Seven Common Myths About Hypertension

Uncategorized 2021-04-02 24

When your blood pressure stays high for too long, you have hypertension. It can be the result of excess salt, smoking, drinking, obesity, or a combination of factors. Or, as unfair as it is, you might have just inherited high blood pressure.

Hypertension is surrounded by myths and misunderstandings. You may hear all kinds of advice from well-meaning friends and family. Let’s sort through some common myths, so you can make health decisions based on the facts.


If you feel fine, you don’t have hypertension. This is far from true. More than 85 million U.S. adults have hypertension, but 1 in 6 have no idea. You can feel fine with hypertension. This is why it’s often called “the silent killer” - because someone with no symptoms can suddenly have a heart attack or stroke.

MYTH 2: There’s a cure for hypertension. Unfortunately, there is no cure for hypertension. But there are many ways to manage it and reduce its impact on your health, including lifestyle changes and medication. The American Heart Association recommends:

  • Eating a well-balanced, low-salt diet
  • Limiting alcohol and 
  • Enjoying regular physical activity
  • Maintaining a healthy weight
  • Taking doctor-prescribed medications properly

MYTH 3: Wine is good for the heart, so drink as much as you want. 

While many doctors recommend drinking red wine for heart benefits, excess alcohol consumption can be deadly for people with hypertension. It can lead to heart failure, stroke, and irregular heartbeats.

Limit consumption to two drinks per day for men and one for women. Generally, one drink equals:

  • One 12-ounce beer
  • One 4-ounce glass of wine
  • About 1.5 ounces of 80-proof liquor
  • About 1 ounce of 100-proof liquor

MYTH 4: If you don’t salt your food, salt isn’t a big issue for you.

Most salt in food isn’t added at the last minute from your tabletop saltshaker. It’s processed into the food during manufacturing, especially for canned goods, soups, tomato products, and condiments. Check labels constantly and look for words like “sodium,” “soda,” and the abbreviation “Na,” which are all variations on salt.
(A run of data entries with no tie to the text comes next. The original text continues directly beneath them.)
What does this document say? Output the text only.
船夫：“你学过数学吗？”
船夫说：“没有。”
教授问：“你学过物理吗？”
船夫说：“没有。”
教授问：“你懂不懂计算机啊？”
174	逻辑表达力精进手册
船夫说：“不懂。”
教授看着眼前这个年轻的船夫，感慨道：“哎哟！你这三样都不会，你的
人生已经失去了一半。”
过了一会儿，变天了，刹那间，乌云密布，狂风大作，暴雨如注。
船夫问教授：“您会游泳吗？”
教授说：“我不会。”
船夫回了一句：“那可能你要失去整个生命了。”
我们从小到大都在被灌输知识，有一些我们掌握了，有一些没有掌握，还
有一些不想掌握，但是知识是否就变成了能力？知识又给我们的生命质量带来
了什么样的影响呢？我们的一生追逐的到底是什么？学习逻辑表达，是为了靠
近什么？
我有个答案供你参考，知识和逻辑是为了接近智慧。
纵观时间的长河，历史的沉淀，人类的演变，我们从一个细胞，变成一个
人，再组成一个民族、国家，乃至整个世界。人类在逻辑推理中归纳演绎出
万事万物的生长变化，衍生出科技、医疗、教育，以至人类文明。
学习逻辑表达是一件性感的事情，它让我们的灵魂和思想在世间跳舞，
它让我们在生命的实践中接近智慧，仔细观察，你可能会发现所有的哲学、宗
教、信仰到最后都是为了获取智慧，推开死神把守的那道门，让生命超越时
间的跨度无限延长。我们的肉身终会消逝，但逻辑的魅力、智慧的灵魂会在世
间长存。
MYTH 5: If you inherit hypertension, there’s nothing you can do about it.

While it’s impossible to prevent inheriting it, you can manage hypertension with lifestyle changes. Exercise, eating a low-salt diet, maintaining a healthy weight, and avoiding alcohol and smoking can have a positive impact on your blood pressure.

MYTH 6: If a doctor takes your blood pressure occasionally, that’s good enough.

This may be true for people without hypertension, but people with persistent high blood pressure should do monitoring at home. Your  at-home monitoring device should be approved by your doctor.

It’s also a good idea to keep a blood pressure journal that tracks changes over time. If your blood pressure continues to rise despite medication, for example, your doctor needs to know this.

MYTH 7: When medication brings your blood pressure down, you can stop taking it.

Absolutely not! Never stop taking your medication without consulting your doctor. Hypertension can be a lifelong disease and you may need to take medication every day for the rest of your life. It’s worth it to protect your health.